A: I am not a scholar of the concept of "superdeterminism" so I may get some historical nuances of the idea wrong. But superdeterminism is just determinism. More precisely, it is a fallacious attempt to find a loophole in Bell's theorem by noticing that determinism, if true, would apply to the experimenter as well as to the experiment.  
Bell inequalities typically pertain to an experiment in which there is some choice about what you measure, e.g. spin up vs spin down, or angle of a polarization filter. Then you look at the statistics predicted by quantum theory, and notice that a local deterministic theory would be unable to produce them, unless the particles had advance knowledge of the measurement settings. There's no reasonable way for them to have that knowledge anyway, but just to make the point, exposition of Bell's theorem may emphasize the ability of the experimenter to choose the measurement settings after the particles (e.g. in an EPR pair) set out towards the measuring device. 
At this point, the "superdeterminist" says "Aha! But if determinism is true, then the experimenter's choice was predetermined, all the way back to the big bang, so in principle the particles had access to information implying what the choice would be." Which is true, but ridiculous. We could set up these experiments so that the settings are controlled by any absurd mechanism you imagine; for example, the total amount of droppings from a mouse in a cage - if it's more than X, we measure spin up, if it's less than X, we measure spin down. 
It is absurd to suppose that the microscopic causality of the universe is such that it would always set the hidden variables inside the particle in a way which matches the amount of droppings that the mouse produces; or equivalently, that the microscopic causality of the universe is always going to finetune the metabolism of the mouse in order to match the hidden variables on board the approaching particle.

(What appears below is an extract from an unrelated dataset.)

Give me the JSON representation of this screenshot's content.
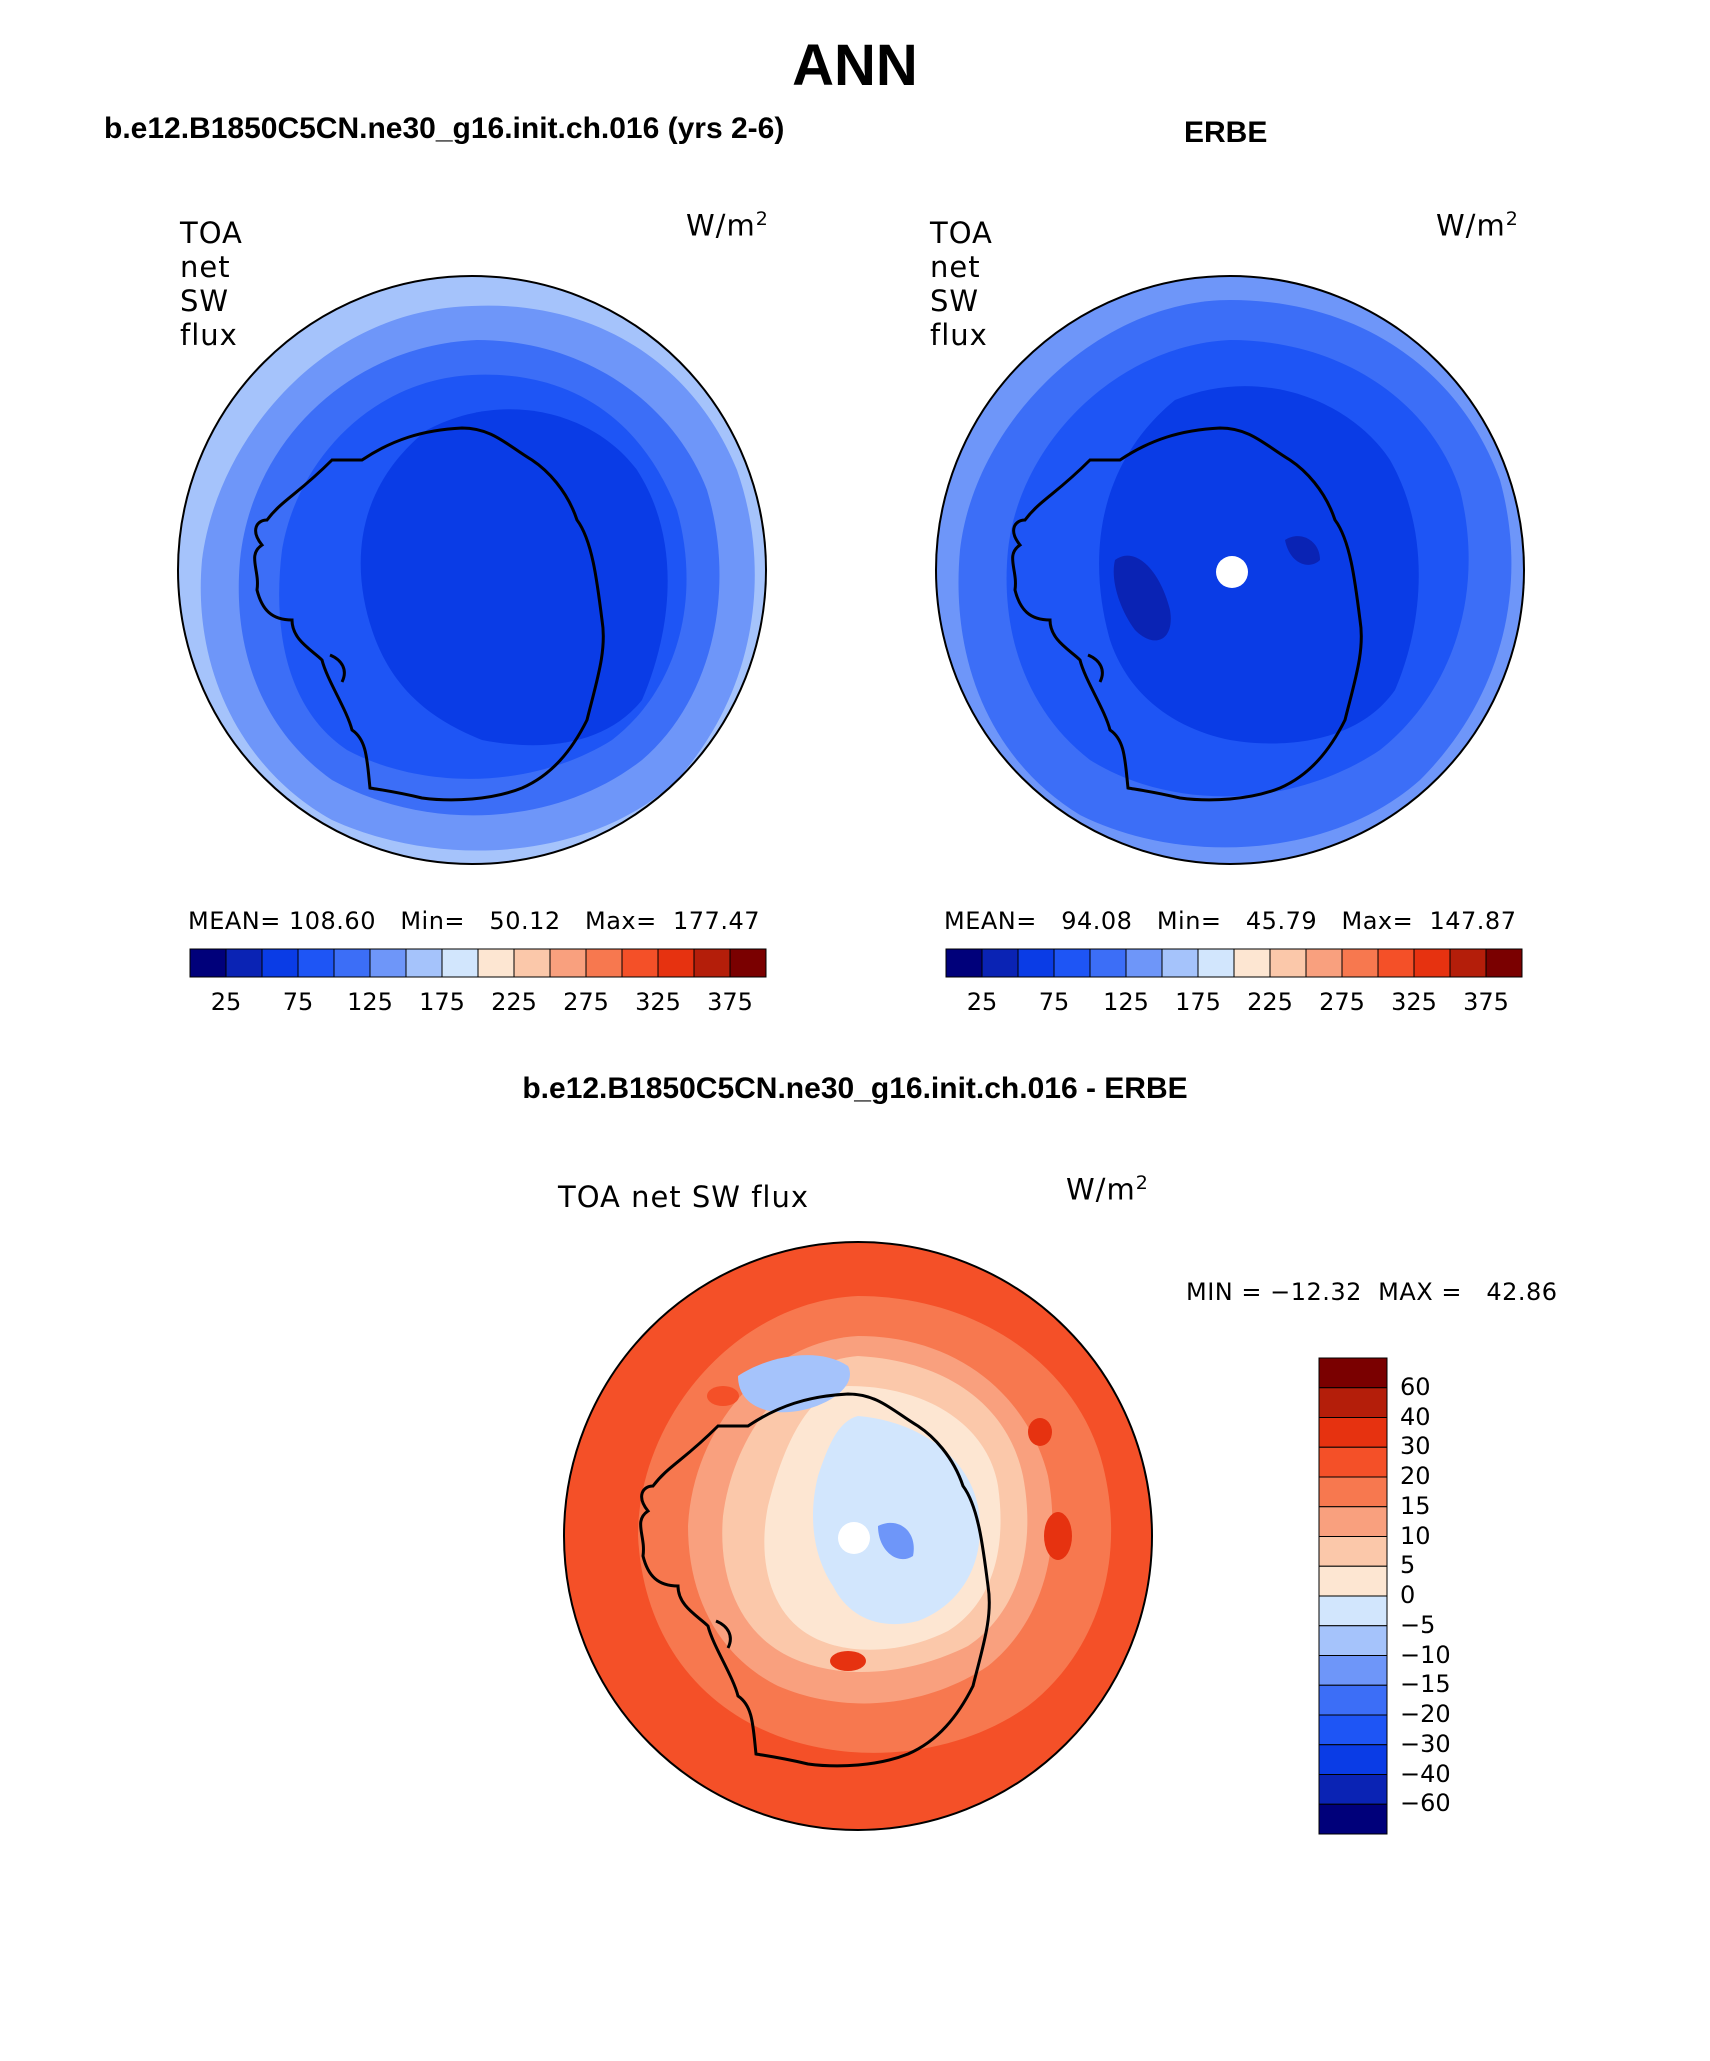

Yet this really is the sort of thing that the superdeterminist loophole requires! (If anyone has a non-absurd formulation of superdeterminism, I'd like to know about it.) 
Retrocausality, which was also mentioned in the question, is a completely different concept. A retrocausal theory - perhaps we should say bicausal, since it would be "procausal" as well as retrocausal - has two arrows of time in it, going in opposite directions. So it can be locally procausal and locally retrocausal, and still have spacelike correlation and loops in time. But no-one has a working model of such a theory. 
A: Superdeterminism is simply the theory that determinism is predetermined. For that to be true then we are saying that something can only come from nothing thereby establishing true cause and effect. Anything that is 'truly' casual can not exist prior to its own existence. There is only one thing can satisfy such requirements and that is a true causal dichotomy which would be non-local to its effectual state, i.e., spin, which we observe as local. Follow me so far?
If so, then perhaps you will find my findings on this topic of importance:
http://fqxi.org/community/forum/topic/1809
... John Bell was right, "There is a way to escape the inference of superluminal speeds and spooky action at a distance. But it involves absolute determinism in the universe, the complete absence of free will."